14 de outubro de 2001

Um liberal

Jornal O Estado do Maranhão
É do cientista político Nicola Matteucci a afirmação de que as dificuldades de uma definição consensual do que seja liberalismo são de três ordens. A primeira está na história do liberalismo, de ligação estreita com a democracia. Isso torna difícil distinguir um da outra porque é exatamente o liberalismo o critério utilizado para distinguir a democracia de cunho liberal da não-liberal.
A segunda é que o liberalismo, nos diversos países, não apareceu simultaneamente. Na Inglaterra é um fenômeno do fim do século XVII. No resto da Europa, é do século XIX. Terceiro, as experiências liberais encontraram culturas e problemas políticos específicos que criaram diferentes perfis da doutrina em cada país. É por isso que ser liberal nos Estados Unidos é ser de esquerda. Aqui é ser de direita. No entanto, há algo constante nessas idéias.
O liberalismo lutou sempre por instituições representativas e por ampla autonomia econômica e cultural da sociedade civil. Na ética e na política, sustentou a defesa do indivíduo contra o poder opressor do Estado. Recentemente, não tem se preocupado apenas com as liberdades clássicas de reunião, imprensa, participação, mas também com o direito de ser livre da ignorância, medo, etc.
Essa é a essência da visão de um dos mais importantes intelectuais brasileiros do século XX, Roberto Campos, falecido na terça-feira passada. Diplomata, ministro, senador, deputado e escritor, membro da Academia Brasileira de Letras, ele foi não apenas um economista, mas um homem de vasta erudição, um teórico brilhante, um polemista de incisiva ironia e um homem de ação.

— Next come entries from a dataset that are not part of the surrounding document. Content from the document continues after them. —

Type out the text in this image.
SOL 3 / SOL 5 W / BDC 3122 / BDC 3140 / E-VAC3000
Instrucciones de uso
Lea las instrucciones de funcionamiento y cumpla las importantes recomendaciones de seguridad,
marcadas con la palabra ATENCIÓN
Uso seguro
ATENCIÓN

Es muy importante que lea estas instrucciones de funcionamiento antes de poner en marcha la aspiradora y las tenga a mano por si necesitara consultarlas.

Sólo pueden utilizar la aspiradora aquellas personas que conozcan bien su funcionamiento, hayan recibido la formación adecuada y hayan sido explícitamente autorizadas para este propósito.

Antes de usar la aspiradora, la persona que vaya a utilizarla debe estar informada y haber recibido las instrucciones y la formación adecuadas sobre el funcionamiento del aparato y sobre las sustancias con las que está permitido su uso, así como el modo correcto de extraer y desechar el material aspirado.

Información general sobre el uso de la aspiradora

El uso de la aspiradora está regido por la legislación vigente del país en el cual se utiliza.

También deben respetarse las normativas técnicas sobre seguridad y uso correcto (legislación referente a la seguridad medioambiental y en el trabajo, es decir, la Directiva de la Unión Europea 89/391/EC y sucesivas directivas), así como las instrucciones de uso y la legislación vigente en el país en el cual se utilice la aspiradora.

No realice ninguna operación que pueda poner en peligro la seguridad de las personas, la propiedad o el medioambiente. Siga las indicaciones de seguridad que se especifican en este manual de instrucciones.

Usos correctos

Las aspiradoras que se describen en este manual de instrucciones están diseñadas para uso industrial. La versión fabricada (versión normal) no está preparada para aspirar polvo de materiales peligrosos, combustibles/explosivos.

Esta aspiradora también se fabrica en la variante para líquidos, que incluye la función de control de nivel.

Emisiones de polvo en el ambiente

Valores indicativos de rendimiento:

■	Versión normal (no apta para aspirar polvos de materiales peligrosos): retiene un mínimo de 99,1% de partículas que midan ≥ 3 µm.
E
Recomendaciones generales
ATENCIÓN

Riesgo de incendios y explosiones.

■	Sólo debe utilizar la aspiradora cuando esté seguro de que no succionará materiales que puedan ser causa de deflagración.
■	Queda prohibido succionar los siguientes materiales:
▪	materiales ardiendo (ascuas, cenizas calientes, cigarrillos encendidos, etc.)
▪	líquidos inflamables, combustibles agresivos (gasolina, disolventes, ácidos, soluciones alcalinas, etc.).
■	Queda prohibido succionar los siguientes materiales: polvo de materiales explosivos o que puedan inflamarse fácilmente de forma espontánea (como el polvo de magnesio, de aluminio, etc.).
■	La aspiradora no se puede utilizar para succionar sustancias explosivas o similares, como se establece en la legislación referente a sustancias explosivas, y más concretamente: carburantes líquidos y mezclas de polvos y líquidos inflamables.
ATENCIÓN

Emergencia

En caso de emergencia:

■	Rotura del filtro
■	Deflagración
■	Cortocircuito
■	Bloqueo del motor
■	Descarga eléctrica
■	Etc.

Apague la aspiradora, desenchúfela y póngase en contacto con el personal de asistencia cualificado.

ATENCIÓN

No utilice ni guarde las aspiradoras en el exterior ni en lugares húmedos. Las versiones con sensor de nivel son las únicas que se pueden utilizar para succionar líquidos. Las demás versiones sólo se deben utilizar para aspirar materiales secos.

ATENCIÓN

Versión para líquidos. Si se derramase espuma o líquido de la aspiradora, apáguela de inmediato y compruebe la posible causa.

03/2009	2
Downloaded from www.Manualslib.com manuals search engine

Era natural de Cuiabá.Quando a família transferiu-se para Guaxupé, em Minas Gerais, foi estudar em um seminário católico. A seguir, estudou Teologia em Belo Horizonte, mas não chegou a ordenar-se. Depois, em Batatais, São Paulo, ensinou Latim e Astronomia. Foi diplomata de carreira desde 1939. Tornou-se adido comercial da Embaixada do Brasil em Washington em 1942, quando estudou economia na Universidade George Washington. Em 1949, concluiu seu doutorado na Universidade Columbia.
Em 1951, passou a integrar a Comissão Mista Brasil-Estados Unidos para o Desenvolvimento Econômico, durante o Governo Vargas. Ali, sob influência dele, foram elaborados os estudos que resultaram na criação do BNDE, órgão com importante papel nas políticas de apoio à substituição de importações e na modernização da indústria brasileira. Durante o Governo Kubitschek, influenciou na formulação da política econômica do governo, elaborando o Plano de Estabilização Monetária e esboçando o Plano de Metas. Foi para a presidência do BNDE em 1958. Durante o Governo Goulart foi embaixador nos Estados Unidos.
Ministro do Planejamento, de 1964 a 1967, do primeiro presidente militar, Castelo Branco, promoveu, junto com Gouveia de Bulhões, a reorganização das finanças públicas, com as reformas tributária, bancária e administrativa. Criou, ou ajudou a criar, nesse período, o Banco Central, o BNH e outras empresas estatais, do que, em parte, arrependeu-se depois.
Foi um defensor da privatização dos “dinossauros”, como ele dizia, estatais, do fim dos monopólios, da abertura da economia e da disciplina monetária. Combateu com brilhantismo a irracionalidade que, durante muito tempo, comandou a implantação de políticas econômicas no país. Essa mentalidade chegou ao apogeu em 1988, quando foi inserido na nova Constituição um dispositivo que limitava os juros da economia a 12% ao ano, com a renúncia ao uso de qualquer política monetária. Restos esquerdistas da ancestral moral judaico-cristã.
Ele viveu o suficiente para ver a maioria de suas idéias adotadas no Brasil. Se o país mudou e hoje está melhor do que em 1994, como acredito estar, é por causa, em boa parte, de sua incansável luta pela adoção de políticas econômicas racionais e pela rejeição de arrogantes irracionalismos ideológicos de pretensos monopolistas da sensibilidade social. No fim, a vitória foi dele, um liberal.